Ah! you were distracting in your nights of triumph, when the bouquets nestled about your elastic ankles, and the kissing of your castanets made the pulses leap; but I remember when you lay on your cheerless bed, in the blank day-light, with the glory faded from your brow, and “none so poor as to do you reverence.”
Then I stooped down and kissed you – but not till then.
Mary Ware was to me a finer study than her lovers.
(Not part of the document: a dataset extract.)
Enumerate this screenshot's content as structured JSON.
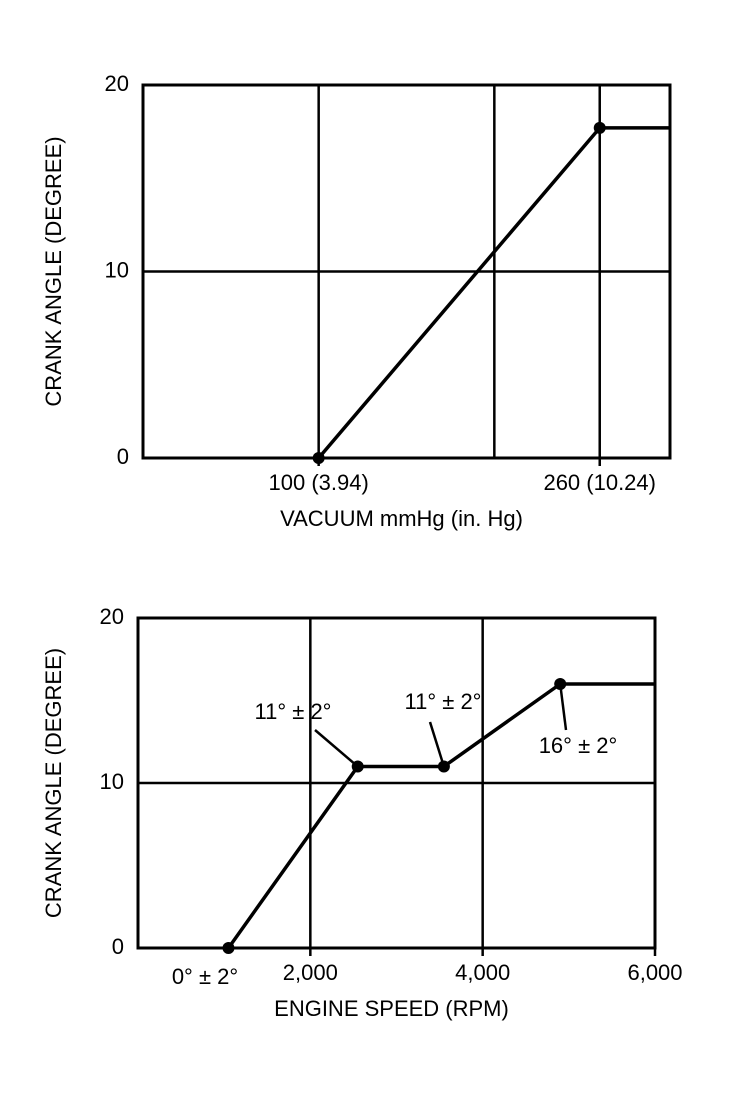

She had two, as I have said. One of them was commonplace enough – well-made, well-dressed, shallow, flaccid. Nature, when she gets out of patience with her best works, throws off such things by the gross, instead of swearing. He was a lieutenant, in the Navy I think. The gilt button has charms to soothe the savage breast.
The other was a man of different mould, and interested me in a manner for which I could not then account. The first time I saw him did not seem like the first time. But this, perhaps, is an after-impression.
Every line of his countenance denoted character; a certain capability, I mean, but whether for good or evil was not so plain. I should have called him handsome, but for a noticeable scar which ran at right angles across his mouth, giving him a sardonic expression when he smiled.
His frame might have set an anatomist wild with delight – six feet two, deep-chested, knitted with tendons of steel. Not at all a fellow to amble on plush carpets.